Gov. Tom Corbett, in his state budget pension proposal, wants to substantially reduce the state's pension contributions below those required by current law. This reduction, achieved by lowering the state's pension ‘collars' (i.e., the maximum annual increase in pension contributions), would be 2.25% of salaries in 2014-15, 4% of salaries in 2015-16, and as much 5% to 6% in 2016-17 and 2017-18.
Corbett's own November 2012 pension report and pension experts across the board have recognized the state's failure to make required annual contributions to pensions as the main reason that Pennsylvania has a large pension debt today. In fact, Pennsylvania ranks 48th out of 50 states measured by the share of required annual contributions it has made since 2003.

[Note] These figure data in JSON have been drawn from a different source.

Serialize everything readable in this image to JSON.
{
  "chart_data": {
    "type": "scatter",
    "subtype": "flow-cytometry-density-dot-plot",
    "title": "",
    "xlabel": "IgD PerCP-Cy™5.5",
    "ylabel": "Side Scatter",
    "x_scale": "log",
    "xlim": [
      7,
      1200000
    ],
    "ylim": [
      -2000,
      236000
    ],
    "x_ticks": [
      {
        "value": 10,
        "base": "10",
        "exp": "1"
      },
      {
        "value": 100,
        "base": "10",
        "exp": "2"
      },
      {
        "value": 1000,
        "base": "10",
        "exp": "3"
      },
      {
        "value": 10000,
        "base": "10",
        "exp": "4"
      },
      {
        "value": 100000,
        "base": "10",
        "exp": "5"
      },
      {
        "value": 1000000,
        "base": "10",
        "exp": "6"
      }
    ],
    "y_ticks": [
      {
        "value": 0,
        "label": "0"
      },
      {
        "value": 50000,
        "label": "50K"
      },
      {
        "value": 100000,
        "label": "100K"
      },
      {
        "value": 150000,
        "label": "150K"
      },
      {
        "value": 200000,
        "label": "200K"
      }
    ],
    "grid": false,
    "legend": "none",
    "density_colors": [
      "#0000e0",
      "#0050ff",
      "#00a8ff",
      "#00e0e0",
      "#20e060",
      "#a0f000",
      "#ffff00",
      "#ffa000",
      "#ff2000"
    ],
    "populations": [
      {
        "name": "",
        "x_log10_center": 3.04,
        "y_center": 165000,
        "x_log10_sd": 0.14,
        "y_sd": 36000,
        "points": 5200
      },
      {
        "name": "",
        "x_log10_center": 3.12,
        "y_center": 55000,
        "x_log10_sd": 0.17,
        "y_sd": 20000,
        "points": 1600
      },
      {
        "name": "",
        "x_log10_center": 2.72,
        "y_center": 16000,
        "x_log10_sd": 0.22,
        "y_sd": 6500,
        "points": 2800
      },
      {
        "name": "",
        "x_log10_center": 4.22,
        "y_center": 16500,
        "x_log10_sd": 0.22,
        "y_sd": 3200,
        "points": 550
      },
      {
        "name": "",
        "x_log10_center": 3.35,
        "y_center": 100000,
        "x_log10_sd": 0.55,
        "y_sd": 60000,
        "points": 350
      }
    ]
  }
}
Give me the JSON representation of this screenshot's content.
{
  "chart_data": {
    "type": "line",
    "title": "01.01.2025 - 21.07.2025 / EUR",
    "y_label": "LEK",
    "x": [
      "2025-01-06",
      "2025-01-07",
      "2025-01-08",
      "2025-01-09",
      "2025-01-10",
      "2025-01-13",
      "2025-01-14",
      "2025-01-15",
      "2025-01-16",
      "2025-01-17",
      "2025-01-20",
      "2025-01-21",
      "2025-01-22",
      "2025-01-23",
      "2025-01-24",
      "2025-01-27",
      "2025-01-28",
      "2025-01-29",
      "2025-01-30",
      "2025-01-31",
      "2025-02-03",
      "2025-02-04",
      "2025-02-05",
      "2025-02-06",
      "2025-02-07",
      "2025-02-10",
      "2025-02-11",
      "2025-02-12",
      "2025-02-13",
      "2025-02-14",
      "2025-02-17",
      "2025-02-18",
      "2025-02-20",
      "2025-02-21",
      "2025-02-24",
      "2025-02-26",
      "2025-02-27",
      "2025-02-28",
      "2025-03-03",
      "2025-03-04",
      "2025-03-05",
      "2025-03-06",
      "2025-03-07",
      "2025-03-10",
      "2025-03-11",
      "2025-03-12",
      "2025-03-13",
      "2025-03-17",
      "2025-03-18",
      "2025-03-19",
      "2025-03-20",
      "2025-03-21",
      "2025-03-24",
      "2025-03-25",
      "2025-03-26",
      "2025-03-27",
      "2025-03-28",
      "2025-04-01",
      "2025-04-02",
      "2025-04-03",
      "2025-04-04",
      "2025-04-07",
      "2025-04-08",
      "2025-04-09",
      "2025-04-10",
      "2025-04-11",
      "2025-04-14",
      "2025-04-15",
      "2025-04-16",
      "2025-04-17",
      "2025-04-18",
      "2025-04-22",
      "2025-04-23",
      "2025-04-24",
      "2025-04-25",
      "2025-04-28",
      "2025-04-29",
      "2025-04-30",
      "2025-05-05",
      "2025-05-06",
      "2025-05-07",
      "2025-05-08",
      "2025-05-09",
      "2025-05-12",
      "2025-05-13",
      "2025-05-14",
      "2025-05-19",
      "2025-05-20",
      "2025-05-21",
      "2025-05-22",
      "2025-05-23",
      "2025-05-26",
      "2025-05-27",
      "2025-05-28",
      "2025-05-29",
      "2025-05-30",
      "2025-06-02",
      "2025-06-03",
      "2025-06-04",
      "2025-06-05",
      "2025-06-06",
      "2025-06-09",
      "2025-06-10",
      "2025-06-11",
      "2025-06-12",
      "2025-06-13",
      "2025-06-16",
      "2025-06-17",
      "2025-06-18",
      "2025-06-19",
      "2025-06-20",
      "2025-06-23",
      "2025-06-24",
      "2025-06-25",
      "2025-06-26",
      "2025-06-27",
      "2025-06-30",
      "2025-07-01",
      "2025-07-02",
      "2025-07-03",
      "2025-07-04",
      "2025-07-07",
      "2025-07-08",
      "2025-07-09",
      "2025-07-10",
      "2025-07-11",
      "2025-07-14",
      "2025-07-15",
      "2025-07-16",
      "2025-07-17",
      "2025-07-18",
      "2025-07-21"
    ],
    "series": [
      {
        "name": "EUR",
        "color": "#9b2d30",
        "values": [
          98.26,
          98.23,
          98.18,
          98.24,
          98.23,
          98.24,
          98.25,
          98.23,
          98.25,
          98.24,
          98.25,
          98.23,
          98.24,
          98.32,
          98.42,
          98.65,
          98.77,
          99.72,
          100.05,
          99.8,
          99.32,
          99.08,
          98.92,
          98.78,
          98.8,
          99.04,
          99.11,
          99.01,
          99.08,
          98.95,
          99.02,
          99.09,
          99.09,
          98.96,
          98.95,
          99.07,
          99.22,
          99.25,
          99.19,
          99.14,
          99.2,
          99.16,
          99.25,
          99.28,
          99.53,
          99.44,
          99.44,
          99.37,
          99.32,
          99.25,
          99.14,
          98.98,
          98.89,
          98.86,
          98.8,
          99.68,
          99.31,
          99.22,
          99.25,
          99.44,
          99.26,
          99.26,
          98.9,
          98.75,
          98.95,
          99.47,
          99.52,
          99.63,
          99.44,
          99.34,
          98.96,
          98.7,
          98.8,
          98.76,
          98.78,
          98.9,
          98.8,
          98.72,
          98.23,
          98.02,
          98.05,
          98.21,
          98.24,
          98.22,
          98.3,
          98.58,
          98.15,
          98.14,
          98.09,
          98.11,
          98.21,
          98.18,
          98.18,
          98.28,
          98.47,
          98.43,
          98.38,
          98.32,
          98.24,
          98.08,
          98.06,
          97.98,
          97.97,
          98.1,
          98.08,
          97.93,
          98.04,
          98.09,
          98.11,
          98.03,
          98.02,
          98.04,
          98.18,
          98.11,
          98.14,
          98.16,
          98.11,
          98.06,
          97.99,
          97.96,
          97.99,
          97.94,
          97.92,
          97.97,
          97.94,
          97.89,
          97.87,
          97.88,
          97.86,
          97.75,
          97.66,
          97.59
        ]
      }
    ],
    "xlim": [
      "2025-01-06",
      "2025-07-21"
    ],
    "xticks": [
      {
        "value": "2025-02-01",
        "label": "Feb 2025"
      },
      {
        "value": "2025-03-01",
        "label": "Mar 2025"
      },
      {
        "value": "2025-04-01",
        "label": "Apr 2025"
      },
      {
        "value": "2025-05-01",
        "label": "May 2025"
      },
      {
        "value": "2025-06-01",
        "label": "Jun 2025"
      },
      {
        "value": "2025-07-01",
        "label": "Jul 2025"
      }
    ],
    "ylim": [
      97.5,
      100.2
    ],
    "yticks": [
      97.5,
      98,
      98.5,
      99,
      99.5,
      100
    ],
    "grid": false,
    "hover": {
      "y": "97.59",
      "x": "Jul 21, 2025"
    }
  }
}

Reducing contributions to pensions is not an effective recipe for addressing Pennsylvania's pension debt.
I also worry the governor wants to spend the savings from an unspecified legislative change to state pensions. He made a similar proposal in his 2013 budget address. But three actuaries reported the Corbett proposal to shift new employees into 401(k)-type defined contribution pension plans would not decrease the state's pension debt, but increase it by $40 billion.
Making the pension contributions required under law should be the starting point for lawmakers considering the ‘14-15 budget. Anything less is, to borrow the Governor's phrase, ‘kicking the can down the road.'”
The writer is an economist and executive director of the Keystone Research Center in Harrisburg.